In today’s Electrek Green Energy Brief (EGEB):
- Climate czar John Kerry said emissions cuts will come from future tech, but a new study says we’ve already got what we need.
- The Department of Energy’s Collegiate Wind Competition has kicked off – check it out.
- UnderstandSolar is a free service that links you to top-rated solar installers in your region for personalized solar estimates. Tesla now offers price matching, so it’s important to shop for the best quotes. Click here to learn more and get your quotes. — *ad.
Renewable tech is here now
In mid-May, climate czar John Kerry caught a lot of flak for saying:
I am told by scientists that 50% of the reductions we have to make to get to net zero are going to come from technologies that we don’t yet have. That’s just a reality.
A new study, released today by Environment America Research & Policy Center and Frontier Group, reinforces those, such as climate scientist Michael Mann, who say Kerry is wrong about renewable tech. The report states that the US has the capacity now to build an energy system around renewable resources.
Environment America is a federation of state-based environmental advocacy organizations, and Frontier Group is a nonprofit think tank.
The study, “We Have the Power: Reaching America’s potential for clean, renewable energy,” finds that the US already has abundant renewable tech and resources to meet all of its energy needs. The study states:
Researchers have largely concluded that the technology we need for a renewable future is already available. As one study from Nature Communications put it, “currently available generation and storage technologies are sufficient for nearly 100% power system operation.” And from another study from Renewable and Sustainable Energy Reviews: “The technologies required for renewable scenarios are not just tried-and-tested, but also proven at a large scale.”
NREL has used sophisticated modeling to simulate electric grids running on high levels of renewable energy. In its most recent study, focused on Los Angeles, [the National Renewable Energy Laboratory] concluded that “[r]eliable, 100% renewable electricity is achievable — and, if coupled with electrification of other sectors, provides significant greenhouse gas, air quality, and public health benefits.”
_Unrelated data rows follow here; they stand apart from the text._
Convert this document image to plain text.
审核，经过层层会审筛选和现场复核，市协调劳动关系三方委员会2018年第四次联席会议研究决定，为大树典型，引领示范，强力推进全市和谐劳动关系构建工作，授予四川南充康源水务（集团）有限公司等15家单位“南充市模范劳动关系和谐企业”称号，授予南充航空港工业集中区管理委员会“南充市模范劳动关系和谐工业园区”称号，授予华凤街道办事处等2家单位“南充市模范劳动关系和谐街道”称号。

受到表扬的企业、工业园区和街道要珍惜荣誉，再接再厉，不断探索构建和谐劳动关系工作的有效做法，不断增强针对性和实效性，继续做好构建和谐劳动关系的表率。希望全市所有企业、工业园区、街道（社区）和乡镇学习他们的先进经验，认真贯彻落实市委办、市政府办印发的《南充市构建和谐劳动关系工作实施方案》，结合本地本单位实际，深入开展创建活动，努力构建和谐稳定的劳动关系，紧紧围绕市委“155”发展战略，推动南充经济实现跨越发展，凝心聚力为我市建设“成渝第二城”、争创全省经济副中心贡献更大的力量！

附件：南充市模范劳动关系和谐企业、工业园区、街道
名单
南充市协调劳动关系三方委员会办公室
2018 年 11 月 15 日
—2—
The report found that US solar energy resources have the technical potential to meet the US’s 2020 electricity demand more than 77 times over, and US onshore and offshore wind resources could meet America’s 2020 demand 11 times over. In addition, all 50 states have sufficient solar or wind potential to meet current electricity needs, and 49 (excluding Connecticut) have enough to do so under a 2050 scenario in which energy uses like transportation and buildings run on electricity.
And the four steps the US has to take to achieve that? Build out renewable energy; modernize the grid; reduce and manage energy use; and replace direct uses of fossil fuels with electricity.
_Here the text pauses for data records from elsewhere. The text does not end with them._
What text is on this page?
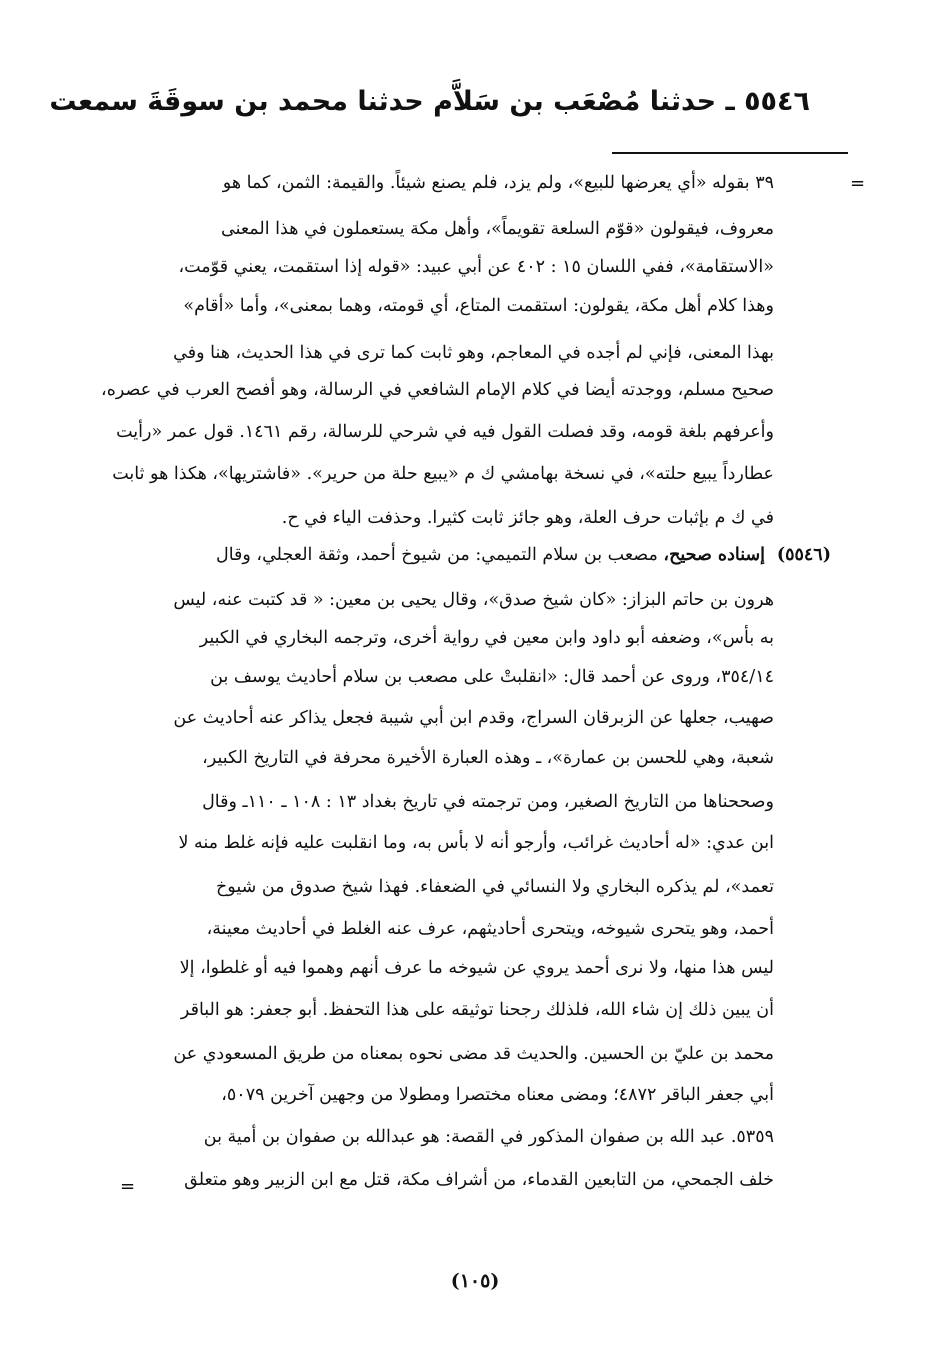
٥٥٤٦ ـ حدثنا مُصْعَب بن سَلاَّم حدثنا محمد بن سوقَةَ سمعت
=
٣٩ بقوله «أي يعرضها للبيع»، ولم يزد، فلم يصنع شيئاً. والقيمة: الثمن، كما هو
معروف، فيقولون «قوّم السلعة تقويماً»، وأهل مكة يستعملون في هذا المعنى
«الاستقامة»، ففي اللسان ١٥ : ٤٠٢ عن أبي عبيد: «قوله إذا استقمت، يعني قوّمت،
وهذا كلام أهل مكة، يقولون: استقمت المتاع، أي قومته، وهما بمعنى»، وأما «أقام»
بهذا المعنى، فإني لم أجده في المعاجم، وهو ثابت كما ترى في هذا الحديث، هنا وفي
صحيح مسلم، ووجدته أيضا في كلام الإمام الشافعي في الرسالة، وهو أفصح العرب في عصره،
وأعرفهم بلغة قومه، وقد فصلت القول فيه في شرحي للرسالة، رقم ١٤٦١. قول عمر «رأيت
عطارداً يبيع حلته»، في نسخة بهامشي ك م «يبيع حلة من حرير». «فاشتريها»، هكذا هو ثابت
في ك م بإثبات حرف العلة، وهو جائز ثابت كثيرا. وحذفت الياء في ح.
(٥٥٤٦)
إسناده صحيح، مصعب بن سلام التميمي: من شيوخ أحمد، وثقة العجلي، وقال
هرون بن حاتم البزاز: «كان شيخ صدق»، وقال يحيى بن معين: « قد كتبت عنه، ليس
به بأس»، وضعفه أبو داود وابن معين في رواية أخرى، وترجمه البخاري في الكبير
٣٥٤/١٤، وروى عن أحمد قال: «انقلبتْ على مصعب بن سلام أحاديث يوسف بن
صهيب، جعلها عن الزبرقان السراج، وقدم ابن أبي شيبة فجعل يذاكر عنه أحاديث عن
شعبة، وهي للحسن بن عمارة»، ـ وهذه العبارة الأخيرة محرفة في التاريخ الكبير،
وصححناها من التاريخ الصغير، ومن ترجمته في تاريخ بغداد ١٣ : ١٠٨ ـ ١١٠ـ وقال
ابن عدي: «له أحاديث غرائب، وأرجو أنه لا بأس به، وما انقلبت عليه فإنه غلط منه لا
تعمد»، لم يذكره البخاري ولا النسائي في الضعفاء. فهذا شيخ صدوق من شيوخ
أحمد، وهو يتحرى شيوخه، ويتحرى أحاديثهم، عرف عنه الغلط في أحاديث معينة،
ليس هذا منها، ولا نرى أحمد يروي عن شيوخه ما عرف أنهم وهموا فيه أو غلطوا، إلا
أن يبين ذلك إن شاء الله، فلذلك رجحنا توثيقه على هذا التحفظ. أبو جعفر: هو الباقر
محمد بن عليّ بن الحسين. والحديث قد مضى نحوه بمعناه من طريق المسعودي عن
أبي جعفر الباقر ٤٨٧٢؛ ومضى معناه مختصرا ومطولا من وجهين آخرين ٥٠٧٩،
٥٣٥٩. عبد الله بن صفوان المذكور في القصة: هو عبدالله بن صفوان بن أمية بن
خلف الجمحي، من التابعين القدماء، من أشراف مكة، قتل مع ابن الزبير وهو متعلق
=
(١٠٥)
Emma Searson, 100% renewable campaign director at Environment America Research & Policy Center, said:
How quickly America shifts toward wind and solar will be decided by how and when we lean into fully erecting the four pillars outlined in this report.
Given the remarkable technological advances and progress we’ve made so far, we should feel confident in our ability to build each and every one of them.
DOE Collegiate Wind Competition
If you like a good, clean, fun energy contest, check out the Department of Energy Collegiate Wind Competition that runs until June 11.
The competing teams this year are:
- Brigham Young University
- California Polytechnic State University
- California State University Maritime Academy
- James Madison University
- John Hopkins University
- Kansas State University
- Northern Arizona University
- Texas Tech University
- The Pennsylvania State University
- University of Maryland
- University of Wisconsin, Madison
- Virginia Tech
- Washington State University, Everett
In the DOE’s words, the competition:
Challenges multidisciplinary teams of undergraduate students to design, build, and test a model wind turbine against a set of rigorous performance criteria; develop a wind project plan based on market and siting considerations; and interact with wind industry experts and raise awareness of wind energy in their local communities.
To see the winning project, you can watch the Virtual Awards Ceremony (click on the Zoom link) on Friday, June 11 at 3 p.m. ET. Energy Secretary Jennifer Granholm will share a video address, and DOE Deputy Assistant Secretary for Renewable Power Alejandro Moreno will announce the winners of the 2021 competition.